We live in an age where information is at the tip of your finger. You literally can Google just about anything, and become familiar with new subjects. This can be liberating in many ways. Things that were impossible to find out, you can now. However, the internet has a very dark side. It can also be used to spread misinformation at speeds that make facts hard to catch up.
This is not new. Rumors and conspiracies have been around for likely ever. However, what is new is the speed at which this spread, and how persistent they become. It is not just a thing for middle eastern terrorists, which the government has pointed to repeatedly. We know those young Muslim men, and it is mostly men. Have been radicalized through access to specific sites on the internet. Some have joined the Islamic State in Syria as well, and the recruitment happened through the internet and other radicalized youth.

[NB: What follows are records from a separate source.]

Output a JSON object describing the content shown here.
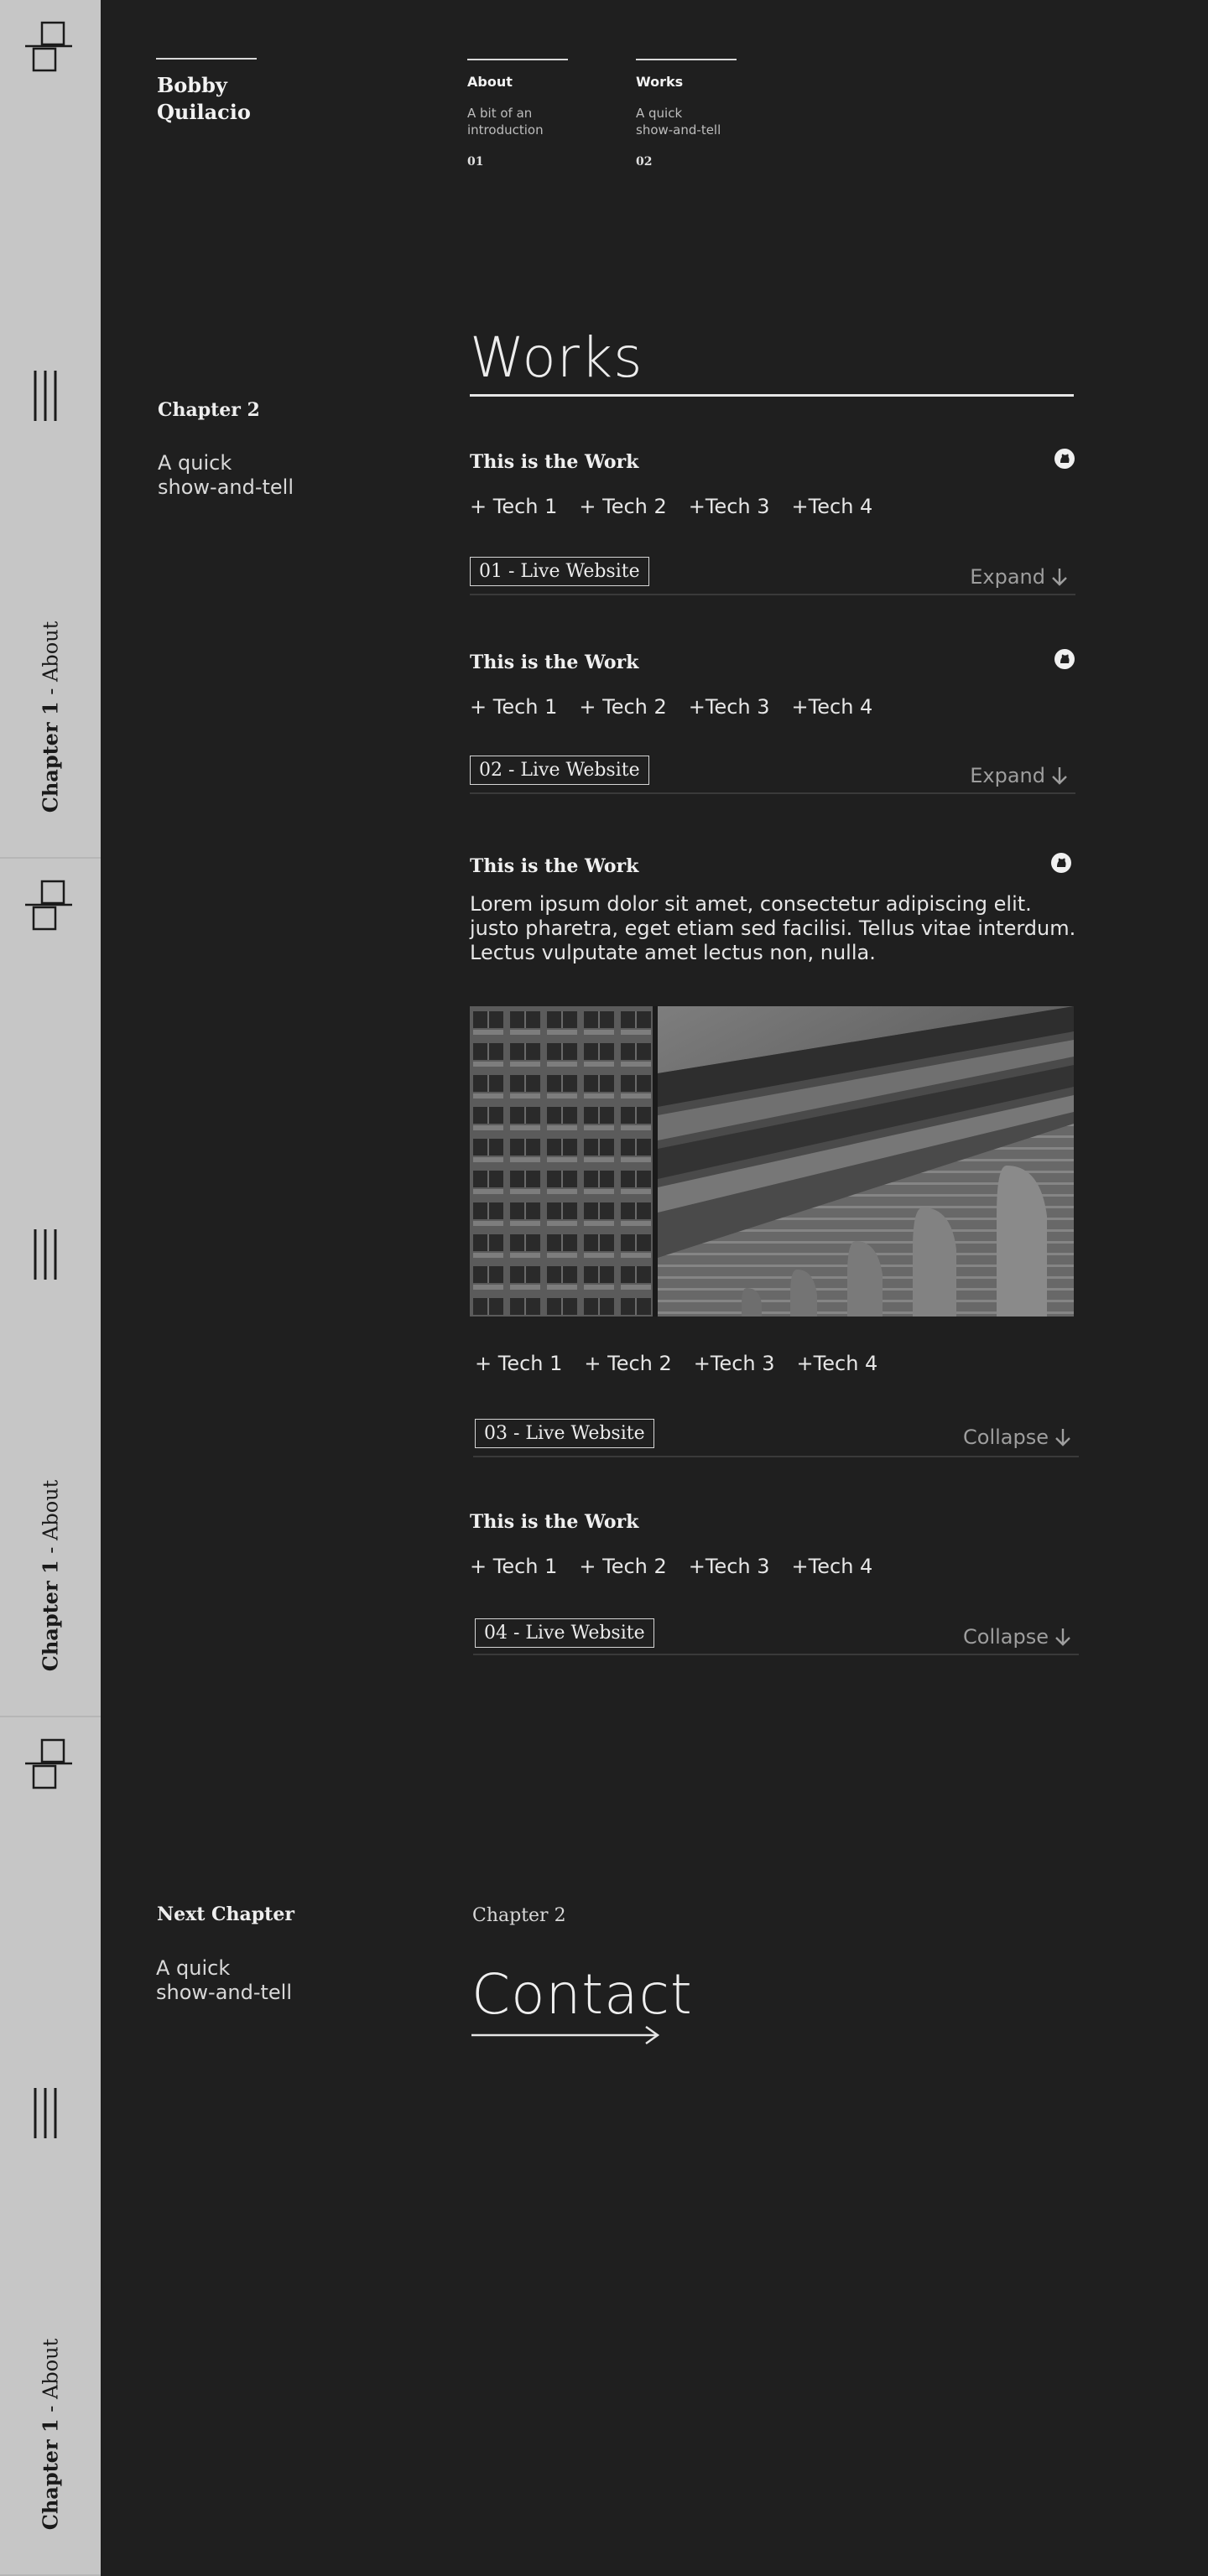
{
  "rail": {
    "chapter_bold": "Chapter 1",
    "chapter_rest": " - About"
  },
  "brand": {
    "name_line1": "Bobby",
    "name_line2": "Quilacio"
  },
  "nav": [
    {
      "title": "About",
      "desc_line1": "A bit of an",
      "desc_line2": "introduction",
      "num": "01"
    },
    {
      "title": "Works",
      "desc_line1": "A quick",
      "desc_line2": "show-and-tell",
      "num": "02"
    }
  ],
  "section": {
    "side_title": "Chapter 2",
    "side_desc_line1": "A quick",
    "side_desc_line2": "show-and-tell",
    "heading": "Works"
  },
  "works": [
    {
      "title": "This is the Work",
      "techs": [
        "+ Tech 1",
        "+ Tech 2",
        "+Tech 3",
        "+Tech 4"
      ],
      "live": "01 - Live Website",
      "toggle": "Expand",
      "github_icon": "github-icon"
    },
    {
      "title": "This is the Work",
      "techs": [
        "+ Tech 1",
        "+ Tech 2",
        "+Tech 3",
        "+Tech 4"
      ],
      "live": "02 - Live Website",
      "toggle": "Expand",
      "github_icon": "github-icon"
    },
    {
      "title": "This is the Work",
      "description_lines": [
        "Lorem ipsum dolor sit amet, consectetur adipiscing elit.",
        "justo pharetra, eget etiam sed facilisi. Tellus vitae interdum.",
        "Lectus vulputate amet lectus non, nulla."
      ],
      "techs": [
        "+ Tech 1",
        "+ Tech 2",
        "+Tech 3",
        "+Tech 4"
      ],
      "live": "03 - Live Website",
      "toggle": "Collapse",
      "github_icon": "github-icon"
    },
    {
      "title": "This is the Work",
      "techs": [
        "+ Tech 1",
        "+ Tech 2",
        "+Tech 3",
        "+Tech 4"
      ],
      "live": "04 - Live Website",
      "toggle": "Collapse"
    }
  ],
  "next": {
    "title": "Next Chapter",
    "desc_line1": "A quick",
    "desc_line2": "show-and-tell",
    "chapter": "Chapter 2",
    "link": "Contact"
  },
  "colors": {
    "background": "#1f1f1f",
    "rail": "#c6c6c6",
    "text": "#e8e8e8",
    "muted": "#9e9e9e"
  }
}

However, they are not alone. It is time we have this conversation as to who is else is getting radicalized. And chiefly, why? And it is time to have this conversation about several groups in the United States, all of which believe in conspiracies and distrust any form of authority.
The two groups that are the most dangerous for society are the far right and anti-vaxxers. Politically, anti-vaxxers tend to be more liberal, and also better educated. Which is baffling in some respects, since they should know better. Yet, they believe a series of lies regarding vaccines that put all of us at risk. It is not a single anti-vaxxer. It is the sum of their parts and the loss of herd immunity that does this.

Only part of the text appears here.